Wenn es mit der Familie auf den Markt ging, gab es für die Kinder immer eine saure Gurke aus dem Fass. Später kam noch eine andere Delikatesse dazu. „Ein Freund sagte: Da ist einer, der verkauft Würste, macht Ketchup oben drauf und ein scharfes Pulver – schmeckt irre! Krasselt hatte auf dem Markt einen Currywurst-Stand aufgemacht. Das war der Hammer!“, kommt Michael Lorenz ins Schwärmen.
Seitdem war es ein Muss, auf dem Wochenmarkt bei Krasselt diese „irre Wurst“ zu essen. Der Preis damals: 80 Pfennige.
Krasselts Currywurst gibt's bis heute
Krasselts-Currywurst gibt es immer noch und und sie gehört zu den besten Berlins. Aus dem kleinen Imbisswagen ist inzwischen ein fester Imbiss-Stand geworden. Das Ehepaar Krasselt, als „Erfinder“ der schmackhaften Wurst, verkaufte den Imbiss 1970 wegen einer Familientragödie. Die neuen Inhaber führen das Geschäft unter dem ursprünglichen Namen und geben es von Generation zu Generation weiter.
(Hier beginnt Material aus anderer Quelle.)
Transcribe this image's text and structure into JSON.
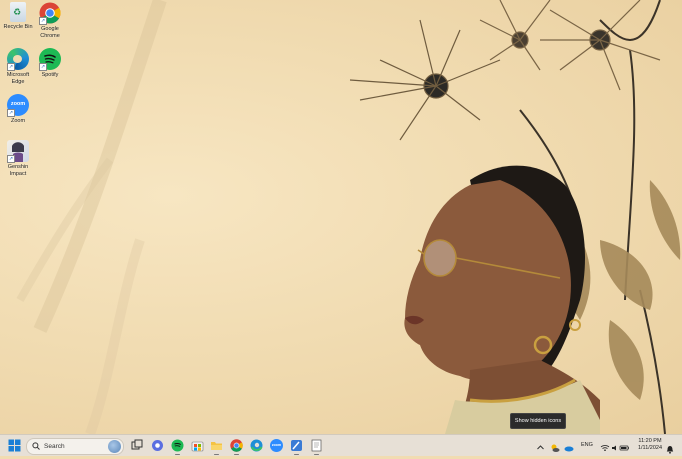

Eine besondere Anziehung hatte für halbwüchsige Jungs auch ein Stand im hinteren Bereich des Marktes. Für ein paar Groschen konnten sie Romanheftchen mit Abenteuergeschichten erstehen. Es gab aber auch die Möglichkeit, zwei alte Hefte gegen ein neues zu tauschen. „Wir konnten es mittwochs kaum abwarten, nach der Schule zum Markt zu kommen. Es begann ein richtiger Wettlauf. Denn wer zuerst da war, konnte die besten Hefte ergattern“, erinnert sich Lorenz.
Ende der 1970er-Jahre wurde der Markt mit einem Wohnhauses bebaut. Heute befindet sich hier ein Supermarkt.
Später wurde ein Wochenmarkt auf er anderen Straßenseite des Steglitzer Dammes zwischen Immenweg und Wilseder Straße etabliert. 2010 wurde dieser als „Geisterwochenmarkt“ geschlossen – es gab kaum noch Händler. Derzeit ist die Diskussion nach einem neuen Markt am Steglitzer Damm wieder entflammt. Bevor die Suche nach einem neuen Marktbetreiber starten kann, müssen zunächst die Pläne für den Umbau des Steglitzer Damms geprüft werden. Dort, wo früher der Wochenmarkt war, stehen heute ein Supermarkt und ein Wohnhaus. Der kleine Verkaufswagen von Krasselt hatte auf dem Südend-Markt einen festen Platz.